Menurutnya, salah satu langkah mendesak adalah memperketat pengawasan di gampong, khususnya pada rumah sewa dan rumah kost yang dinilai rawan menjadi tempat aktivitas berisiko. Farid menilai pentingnya kehadiran qanun khusus terkait rumah kost di Banda Aceh.
“Banyak sekali kasus pelanggaran yang terjadi di rumah kost, karena tanpa adanya orang tua atau pemilik rumah kost yang mengawasi.

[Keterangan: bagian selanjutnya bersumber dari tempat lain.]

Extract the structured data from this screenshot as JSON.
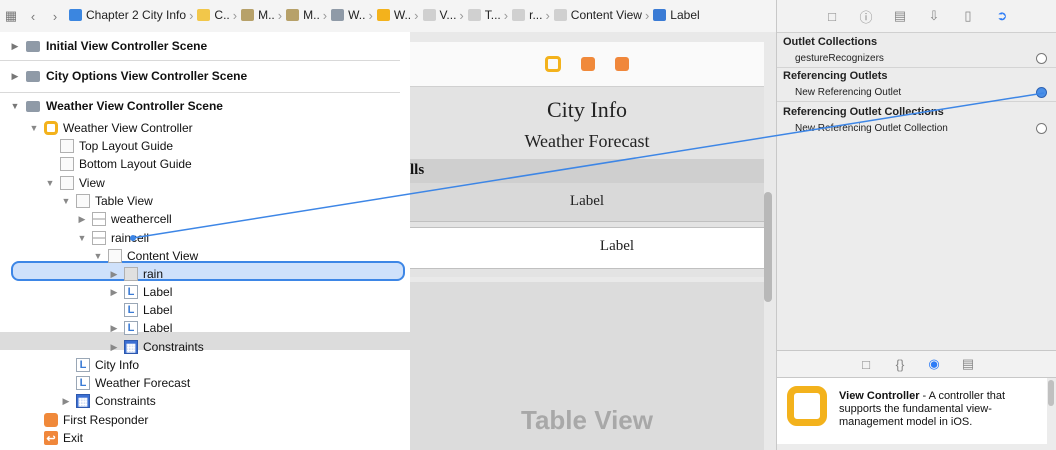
{
  "jumpbar": {
    "crumbs": [
      {
        "label": "Chapter 2 City Info",
        "color": "#3b86e0"
      },
      {
        "label": "C..",
        "color": "#f2c74a"
      },
      {
        "label": "M..",
        "color": "#b7a169"
      },
      {
        "label": "M..",
        "color": "#b7a169"
      },
      {
        "label": "W..",
        "color": "#8f9aa7"
      },
      {
        "label": "W..",
        "color": "#f3b21c"
      },
      {
        "label": "V...",
        "color": "#d0d0d0"
      },
      {
        "label": "T...",
        "color": "#d0d0d0"
      },
      {
        "label": "r...",
        "color": "#d0d0d0"
      },
      {
        "label": "Content View",
        "color": "#d0d0d0"
      },
      {
        "label": "Label",
        "color": "#3a7bd5"
      }
    ]
  },
  "outline": {
    "scenes": [
      "Initial View Controller Scene",
      "City Options View Controller Scene",
      "Weather View Controller Scene"
    ],
    "items": {
      "weather_vc": "Weather View Controller",
      "top_guide": "Top Layout Guide",
      "bottom_guide": "Bottom Layout Guide",
      "view": "View",
      "table_view": "Table View",
      "weathercell": "weathercell",
      "raincell": "raincell",
      "content_view": "Content View",
      "rain": "rain",
      "label1": "Label",
      "label2": "Label",
      "label3": "Label",
      "constraints_inner": "Constraints",
      "city_info": "City Info",
      "weather_forecast": "Weather Forecast",
      "constraints_outer": "Constraints",
      "first_responder": "First Responder",
      "exit": "Exit"
    }
  },
  "canvas": {
    "title": "City Info",
    "subtitle": "Weather Forecast",
    "section_header": "lls",
    "cell1_label": "Label",
    "cell2_label": "Label",
    "placeholder": "Table View"
  },
  "inspector": {
    "outlet_collections": "Outlet Collections",
    "gesture": "gestureRecognizers",
    "referencing_outlets": "Referencing Outlets",
    "new_ref_outlet": "New Referencing Outlet",
    "referencing_collections": "Referencing Outlet Collections",
    "new_ref_collection": "New Referencing Outlet Collection",
    "lib_title": "View Controller",
    "lib_desc": " - A controller that supports the fundamental view-management model in iOS."
  },
  "colors": {
    "accent": "#2d7cf6",
    "vc_yellow": "#f3b21c",
    "selection": "#3d86e6"
  }
}
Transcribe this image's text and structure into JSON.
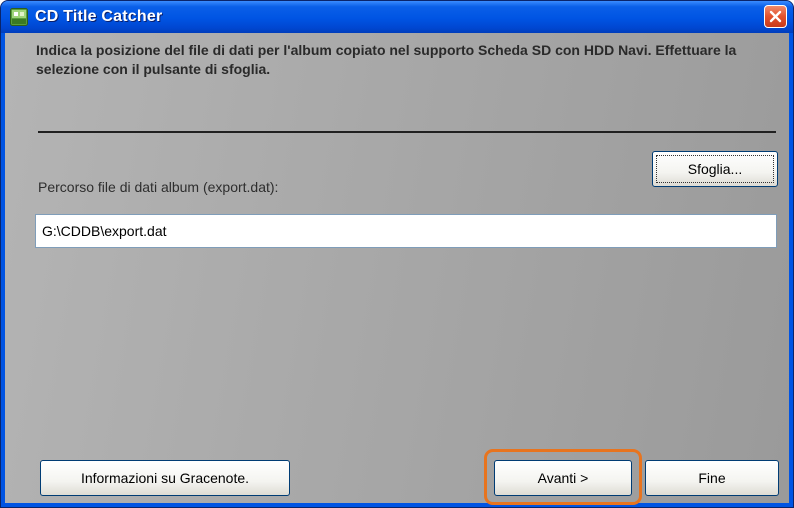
{
  "window": {
    "title": "CD Title Catcher"
  },
  "instruction": "Indica la posizione del file di dati per l'album copiato nel supporto Scheda SD con HDD Navi. Effettuare la selezione con il pulsante di sfoglia.",
  "path_field": {
    "label": "Percorso file di dati album (export.dat):",
    "value": "G:\\CDDB\\export.dat"
  },
  "buttons": {
    "browse": "Sfoglia...",
    "info": "Informazioni su Gracenote.",
    "next": "Avanti >",
    "finish": "Fine"
  },
  "icons": {
    "app": "app-icon",
    "close": "close-icon"
  },
  "colors": {
    "titlebar": "#0054e3",
    "highlight": "#e8741e",
    "close": "#e2512d"
  }
}
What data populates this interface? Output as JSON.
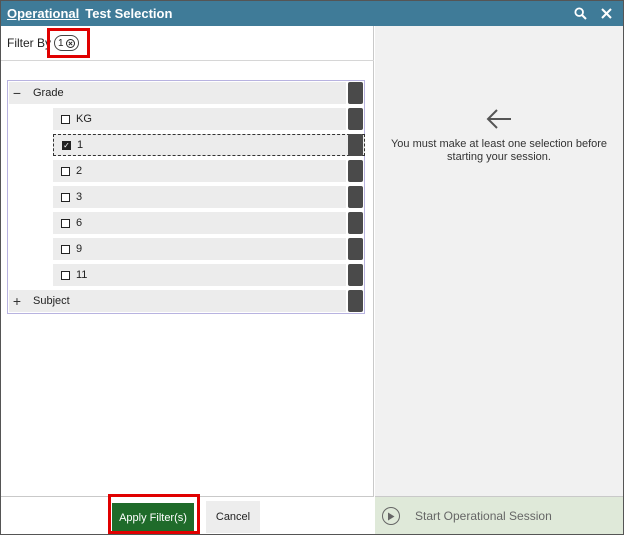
{
  "header": {
    "title_link": "Operational",
    "title": "Test Selection",
    "search_icon": "search-icon",
    "close_icon": "close-icon"
  },
  "filter": {
    "label": "Filter By",
    "count": "1"
  },
  "tree": {
    "grade": {
      "toggle": "−",
      "label": "Grade",
      "options": [
        {
          "label": "KG",
          "checked": false
        },
        {
          "label": "1",
          "checked": true
        },
        {
          "label": "2",
          "checked": false
        },
        {
          "label": "3",
          "checked": false
        },
        {
          "label": "6",
          "checked": false
        },
        {
          "label": "9",
          "checked": false
        },
        {
          "label": "11",
          "checked": false
        }
      ]
    },
    "subject": {
      "toggle": "+",
      "label": "Subject"
    }
  },
  "right": {
    "hint": "You must make at least one selection before starting your session."
  },
  "footer": {
    "apply_label": "Apply Filter(s)",
    "cancel_label": "Cancel",
    "start_label": "Start Operational Session"
  },
  "colors": {
    "header": "#3f7b98",
    "apply": "#1f6b2a",
    "highlight": "#e00000"
  }
}
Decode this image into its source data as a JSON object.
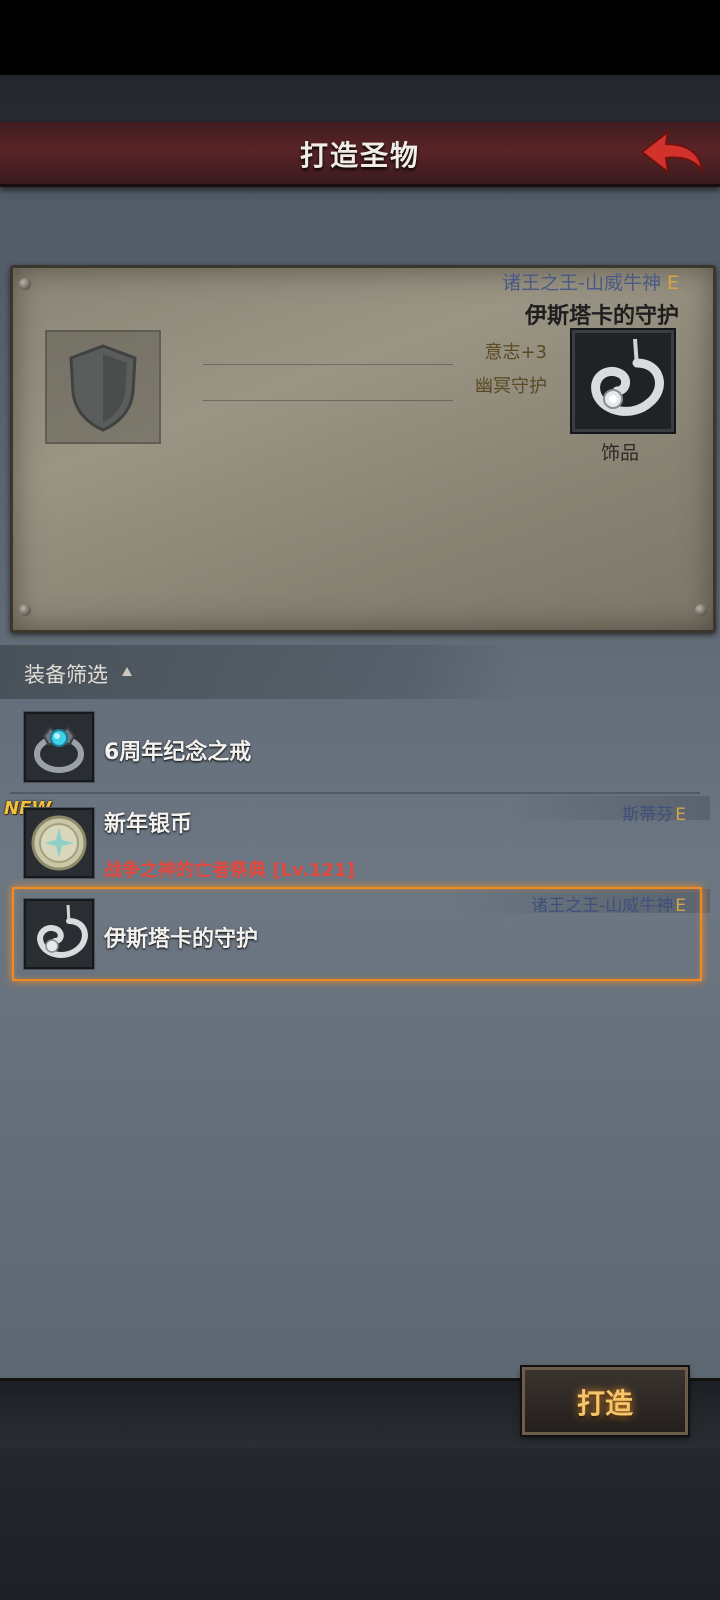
{
  "header": {
    "title": "打造圣物"
  },
  "preview": {
    "owner": "诸王之王-山威牛神",
    "owner_rank": "E",
    "item_name": "伊斯塔卡的守护",
    "stat1": "意志+3",
    "stat2": "幽冥守护",
    "item_type": "饰品"
  },
  "filter": {
    "label": "装备筛选"
  },
  "items": [
    {
      "name": "6周年纪念之戒",
      "icon": "ring-icon"
    },
    {
      "name": "新年银币",
      "badge": "NEW",
      "owner": "斯蒂芬",
      "owner_rank": "E",
      "source": "战争之神的亡者祭典",
      "level": "[Lv.121]",
      "icon": "coin-icon"
    },
    {
      "name": "伊斯塔卡的守护",
      "owner": "诸王之王-山威牛神",
      "owner_rank": "E",
      "icon": "amulet-icon",
      "selected": true
    }
  ],
  "footer": {
    "forge_label": "打造"
  },
  "colors": {
    "accent": "#f08a24",
    "header_red": "#5a2428",
    "rank_gold": "#d9a446",
    "source_red": "#e24a3f"
  }
}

Banyak masukan yang saya terima dari tokoh masyarakat terkait persoalan ini,” kata Farid, Selasa (23/9/2025).
Ia menegaskan, persoalan HIV-AIDS tidak bisa dianggap sepele dan membutuhkan dukungan anggaran yang memadai, khususnya untuk kegiatan skrining serta edukasi.
Menurut Farid, penanganan harus dilakukan secara terpadu dengan melibatkan tim lintas sektoral, komunitas, dan para pemangku kepentingan masyarakat.
“Oleh karena itu kami mendorong agar Pemerintah Kota Banda Aceh melakukan gerakan bersama jajaran OPD dan seluruh stakeholder hingga timbulnya kesadaran dari semua komponen masyarakat sehingga ikut berkontribusi dalam penanganan HIV/AIDS ini,” pungkasnya.